Dans le bas du tableau, se retrouvent des pays de l’Est comme l’Ethiopie 150è, l’Erythrée 179è , ou encore Djibouti . RSF note une dégradation de la liberté de la presse assortie des arrestations massives de journalistes d’investigations.
L’ Afrique du Nord, n’est pas aussi logée à la meilleure des enseignes. La couverture du mouvement de protestation sociale au Maroc, a mis en évidence les difficultés des journalistes. Dans cette partie du continent, les pressions administratives et les cadres législatifs limitent la liberté de la presse.
En Tunisie, par exemple, RSF dénonce un projet de loi qui empêche une indépendance de la future instance de régulation.

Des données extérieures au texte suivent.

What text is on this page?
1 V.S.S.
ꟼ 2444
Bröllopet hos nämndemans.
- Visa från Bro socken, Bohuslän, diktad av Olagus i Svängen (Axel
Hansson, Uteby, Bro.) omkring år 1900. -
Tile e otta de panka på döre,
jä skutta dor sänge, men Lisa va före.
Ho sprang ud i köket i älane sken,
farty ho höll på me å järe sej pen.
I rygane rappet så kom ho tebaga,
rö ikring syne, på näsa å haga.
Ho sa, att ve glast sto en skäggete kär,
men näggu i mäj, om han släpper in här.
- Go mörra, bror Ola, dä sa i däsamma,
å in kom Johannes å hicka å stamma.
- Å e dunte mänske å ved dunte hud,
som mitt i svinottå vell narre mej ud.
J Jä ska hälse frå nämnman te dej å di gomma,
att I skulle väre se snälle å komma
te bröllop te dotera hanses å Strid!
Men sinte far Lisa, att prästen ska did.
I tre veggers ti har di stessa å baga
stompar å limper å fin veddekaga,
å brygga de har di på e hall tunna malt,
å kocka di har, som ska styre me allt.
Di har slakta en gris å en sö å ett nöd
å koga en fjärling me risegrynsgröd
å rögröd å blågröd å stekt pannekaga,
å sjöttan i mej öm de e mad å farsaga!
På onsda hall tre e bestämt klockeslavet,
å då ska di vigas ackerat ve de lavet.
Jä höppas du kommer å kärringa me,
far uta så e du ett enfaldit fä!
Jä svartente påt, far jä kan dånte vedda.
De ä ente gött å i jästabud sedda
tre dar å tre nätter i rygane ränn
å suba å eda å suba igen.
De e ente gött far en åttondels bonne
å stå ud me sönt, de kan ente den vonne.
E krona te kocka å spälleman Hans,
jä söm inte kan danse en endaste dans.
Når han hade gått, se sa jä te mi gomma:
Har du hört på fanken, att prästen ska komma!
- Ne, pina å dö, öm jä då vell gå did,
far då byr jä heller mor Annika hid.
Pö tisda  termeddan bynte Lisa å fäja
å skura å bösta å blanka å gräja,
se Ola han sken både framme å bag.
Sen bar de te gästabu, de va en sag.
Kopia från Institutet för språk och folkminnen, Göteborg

Selon RSF, toutes ces pratiques observées dans cette région démontrent la volonté manifeste des dirigeants à contrôler les médias et traquer les journalistes qui s’attaquent au sujet comme la corruption, la fraude fiscale, les lobbies d’influence ou parfois la couverture de manifestations.
En Afrique subsaharienne, le constat est le même, emprisonnement, musellement des voix dissidentes, ou encore restrictions d’accès aux médias sociaux, autant de contraintes.
RSF estime par ailleurs qu’une mince lueur d’espoir pourrait apparaître en Gambie, au Zimbabwe ou encore en Angola, avec les départs des trois prédateurs de la presse du continent.